Personal prestige, the augmentation of an identity, a relationship with the ancient world – these were all desirable accoutrements for the Renaissance noblewoman. They were not, however, Felice’s primary reason for acquiring Palo. She wanted it to make her money. Private income was her primary safeguard against Gian Giordano dying before she could give birth to an Orsini son and heir. The shoreline of Palo might have been marshy, but the land set back from Palo was exceptionally fertile, the soil almost black. The castle came with substantial acreage, partly dense forest and partly wheatfields.

The importance of wheat to the Roman economy cannot be overstated. Bread was the city’s primary staple and many of the city’s workers received part of their wages in bread. Insufficient quantities of grain were grown in the Roman
campagna
and, in order to feed its citizens adequately, merchants imported large amounts from elsewhere in Italy. Anyone who played a part in the bringing of grain to Rome had some stake in the city’s finances, and with that came a role in the city’s politics.

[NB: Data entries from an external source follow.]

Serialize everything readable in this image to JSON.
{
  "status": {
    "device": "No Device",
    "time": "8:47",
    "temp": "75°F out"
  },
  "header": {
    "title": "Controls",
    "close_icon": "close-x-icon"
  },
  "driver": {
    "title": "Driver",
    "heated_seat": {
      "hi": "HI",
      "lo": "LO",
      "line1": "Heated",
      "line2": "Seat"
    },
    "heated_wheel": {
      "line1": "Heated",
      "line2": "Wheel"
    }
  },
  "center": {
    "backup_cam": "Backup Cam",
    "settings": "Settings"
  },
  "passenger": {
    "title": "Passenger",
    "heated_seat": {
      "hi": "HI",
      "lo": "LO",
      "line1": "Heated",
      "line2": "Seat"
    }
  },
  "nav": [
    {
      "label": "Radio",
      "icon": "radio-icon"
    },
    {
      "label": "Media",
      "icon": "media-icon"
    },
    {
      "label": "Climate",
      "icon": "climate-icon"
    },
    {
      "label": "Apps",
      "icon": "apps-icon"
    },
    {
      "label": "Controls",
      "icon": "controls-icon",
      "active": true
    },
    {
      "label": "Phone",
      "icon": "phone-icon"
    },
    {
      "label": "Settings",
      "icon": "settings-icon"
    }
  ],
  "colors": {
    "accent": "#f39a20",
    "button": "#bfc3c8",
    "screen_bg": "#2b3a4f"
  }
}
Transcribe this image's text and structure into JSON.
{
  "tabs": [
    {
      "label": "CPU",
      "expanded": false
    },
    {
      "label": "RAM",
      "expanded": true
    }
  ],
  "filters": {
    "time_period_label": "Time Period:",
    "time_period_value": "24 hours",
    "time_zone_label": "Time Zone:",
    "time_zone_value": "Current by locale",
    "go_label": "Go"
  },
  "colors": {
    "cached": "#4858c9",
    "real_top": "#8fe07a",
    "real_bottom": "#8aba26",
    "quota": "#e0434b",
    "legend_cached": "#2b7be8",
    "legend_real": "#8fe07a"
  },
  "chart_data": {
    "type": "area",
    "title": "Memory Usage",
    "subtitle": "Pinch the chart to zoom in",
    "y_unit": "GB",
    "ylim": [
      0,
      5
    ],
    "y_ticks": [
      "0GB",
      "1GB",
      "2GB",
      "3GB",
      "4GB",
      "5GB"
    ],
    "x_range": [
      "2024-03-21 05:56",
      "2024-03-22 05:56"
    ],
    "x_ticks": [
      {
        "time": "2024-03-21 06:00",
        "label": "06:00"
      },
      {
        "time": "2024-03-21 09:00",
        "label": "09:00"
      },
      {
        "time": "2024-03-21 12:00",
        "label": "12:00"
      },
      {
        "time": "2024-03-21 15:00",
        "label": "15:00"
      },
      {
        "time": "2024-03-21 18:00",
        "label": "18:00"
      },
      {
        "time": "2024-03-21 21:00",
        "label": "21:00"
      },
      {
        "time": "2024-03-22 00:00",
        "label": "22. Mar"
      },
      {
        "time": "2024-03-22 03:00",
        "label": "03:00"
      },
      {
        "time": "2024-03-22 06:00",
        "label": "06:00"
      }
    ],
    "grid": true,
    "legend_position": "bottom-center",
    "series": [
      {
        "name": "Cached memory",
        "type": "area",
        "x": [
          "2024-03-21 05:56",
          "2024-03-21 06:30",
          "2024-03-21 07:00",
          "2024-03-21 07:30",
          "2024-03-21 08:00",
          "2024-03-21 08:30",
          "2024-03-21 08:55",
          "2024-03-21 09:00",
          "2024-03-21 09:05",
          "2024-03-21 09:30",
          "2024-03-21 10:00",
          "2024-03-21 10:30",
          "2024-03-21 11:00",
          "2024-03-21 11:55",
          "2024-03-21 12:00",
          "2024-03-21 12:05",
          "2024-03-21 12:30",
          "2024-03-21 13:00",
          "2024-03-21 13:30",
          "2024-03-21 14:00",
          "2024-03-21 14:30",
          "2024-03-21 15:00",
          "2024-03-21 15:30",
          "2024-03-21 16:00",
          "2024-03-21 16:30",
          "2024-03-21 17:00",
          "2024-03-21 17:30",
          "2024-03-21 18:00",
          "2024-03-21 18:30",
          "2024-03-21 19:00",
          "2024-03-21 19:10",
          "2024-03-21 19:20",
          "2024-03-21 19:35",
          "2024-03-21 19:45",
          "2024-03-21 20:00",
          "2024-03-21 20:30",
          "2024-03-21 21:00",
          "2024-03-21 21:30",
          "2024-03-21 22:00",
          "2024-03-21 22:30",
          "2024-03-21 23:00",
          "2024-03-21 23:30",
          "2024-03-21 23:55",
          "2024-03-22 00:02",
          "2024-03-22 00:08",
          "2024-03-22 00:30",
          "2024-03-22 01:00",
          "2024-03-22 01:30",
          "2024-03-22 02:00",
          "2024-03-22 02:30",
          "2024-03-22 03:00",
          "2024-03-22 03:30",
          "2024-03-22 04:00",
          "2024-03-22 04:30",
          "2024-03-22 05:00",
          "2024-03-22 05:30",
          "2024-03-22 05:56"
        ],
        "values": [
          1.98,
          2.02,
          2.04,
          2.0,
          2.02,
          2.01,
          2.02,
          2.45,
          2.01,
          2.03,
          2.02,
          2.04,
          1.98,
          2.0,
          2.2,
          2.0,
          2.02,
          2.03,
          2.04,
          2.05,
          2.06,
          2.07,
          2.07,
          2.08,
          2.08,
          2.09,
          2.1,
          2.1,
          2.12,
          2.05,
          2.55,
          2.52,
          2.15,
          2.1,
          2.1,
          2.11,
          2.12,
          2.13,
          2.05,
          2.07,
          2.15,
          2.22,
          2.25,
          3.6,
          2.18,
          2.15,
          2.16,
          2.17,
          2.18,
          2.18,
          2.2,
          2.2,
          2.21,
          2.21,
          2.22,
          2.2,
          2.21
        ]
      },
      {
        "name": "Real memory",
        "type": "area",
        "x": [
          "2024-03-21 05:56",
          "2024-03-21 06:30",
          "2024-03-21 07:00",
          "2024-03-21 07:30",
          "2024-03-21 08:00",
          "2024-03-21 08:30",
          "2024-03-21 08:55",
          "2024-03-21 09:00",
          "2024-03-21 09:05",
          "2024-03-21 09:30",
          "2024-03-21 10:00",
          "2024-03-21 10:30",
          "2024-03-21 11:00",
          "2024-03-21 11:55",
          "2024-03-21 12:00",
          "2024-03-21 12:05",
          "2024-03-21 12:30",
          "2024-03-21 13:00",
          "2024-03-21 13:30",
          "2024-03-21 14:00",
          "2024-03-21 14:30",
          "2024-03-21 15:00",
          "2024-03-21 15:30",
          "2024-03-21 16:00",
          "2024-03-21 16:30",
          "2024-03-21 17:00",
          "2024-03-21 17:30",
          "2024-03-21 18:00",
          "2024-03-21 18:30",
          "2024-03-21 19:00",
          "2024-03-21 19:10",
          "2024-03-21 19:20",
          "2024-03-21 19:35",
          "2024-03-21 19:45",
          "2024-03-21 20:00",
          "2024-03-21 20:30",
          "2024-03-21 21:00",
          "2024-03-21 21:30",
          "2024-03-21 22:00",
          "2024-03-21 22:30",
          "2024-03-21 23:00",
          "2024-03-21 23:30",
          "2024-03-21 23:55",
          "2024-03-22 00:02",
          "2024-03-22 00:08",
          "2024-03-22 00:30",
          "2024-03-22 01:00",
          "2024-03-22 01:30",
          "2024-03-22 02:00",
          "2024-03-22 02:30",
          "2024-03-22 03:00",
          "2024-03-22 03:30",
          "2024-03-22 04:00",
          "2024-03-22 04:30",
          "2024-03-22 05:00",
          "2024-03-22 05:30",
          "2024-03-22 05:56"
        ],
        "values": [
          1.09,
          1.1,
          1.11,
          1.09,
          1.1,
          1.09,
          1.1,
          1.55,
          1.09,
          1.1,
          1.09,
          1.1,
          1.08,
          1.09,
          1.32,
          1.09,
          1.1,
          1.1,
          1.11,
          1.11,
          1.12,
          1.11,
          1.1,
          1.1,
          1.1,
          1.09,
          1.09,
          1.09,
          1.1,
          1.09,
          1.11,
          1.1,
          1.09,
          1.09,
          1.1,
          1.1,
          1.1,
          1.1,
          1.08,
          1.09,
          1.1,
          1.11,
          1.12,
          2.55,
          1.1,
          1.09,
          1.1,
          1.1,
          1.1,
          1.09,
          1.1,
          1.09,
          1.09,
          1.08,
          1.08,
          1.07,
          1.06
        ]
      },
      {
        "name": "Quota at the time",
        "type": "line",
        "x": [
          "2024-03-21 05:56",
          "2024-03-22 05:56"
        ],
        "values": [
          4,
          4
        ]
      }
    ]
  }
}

The revenue from the sale of Palo’s grain was Felice’s own. It made her a wealthy woman in her own right, independent of her husband or her father. She also exploited her newly acquired assets to gain further access to the Vatican Palace, and established a business partnership, which would flourish for more than a decade, with the most powerful secular figure within the Vatican, Giuliano Leno. Giuliano Leno came from a family very much like the de Cupis, whose members were bureaucrats and city officials.
1
The Leno family had long-standing ties with cardinals from the della Rovere family. They also married into another bourgeois Roman family, the del Bufalo; Felice’s half-sister Francesca de Cupis was married to Angelo del Bufalo. Leno became the general contractor for the Vatican Palace. No substance, from building material for New St Peter’s to firewood or foodstuffs, entered the Vatican without a licence from him. He had worked for Julius when he was still Cardinal Giuliano, overseeing the building of the cardinal’s palace at San Pietro in Vincoli. The new purchase made by the Pope’s daughter interested him greatly, and he looked to profit from it as well. Felice needed somebody who could help her sell her produce in Rome. She wanted to operate independently of the markets controlled by the major Roman families, including the Orsini. Giuliano Leno could supply Felice with what she needed and he made a contract with her to broker the sale of Palo’s harvest in Rome.

Felice, together with Leno, directed much of Palo’s yield directly into the Vatican Palace. Thus Felice came to supply a portion of her father’s – the Holy Father’s – daily bread and his cardinals came to realize that Felice was a financial force in her own right. With this new position came further power and influence for Felice at the papal court, power and influence that could outlast her father’s reign.

Giuliano Leno was not the only Vatican official Felice employed in helping her broker the sale of her grain. Nor did all of it go to Rome. A surviving account book from
1511
shows how she exploited Palo’s seafront location, her old ties with Savona, and a good relationship with high-ranking Orsini servants. The agents in charge of selling this part of her harvest were Giovanni Paolo, the castellan of Bracciano, and ‘Maestro Biasso, captain of the galley of His Holiness’. Felice della Rovere, who recognized the importance of befriending servants, may have become acquainted with Captain Biasso on her journeys from Rome to Savona. Now, some years later, she persuaded him, doubtless with suitable financial reward, to ship grain to locations that were easily accessible from Palo. He would have used a ship from the papal fleet, something he could have done only with the Pope’s blessing, which suggests that Julius endorsed his daughter’s business activities. Thanks to his assistance, Felice’s customers came to include residents of the island of Elba, about sixty kilometres north-west of Palo.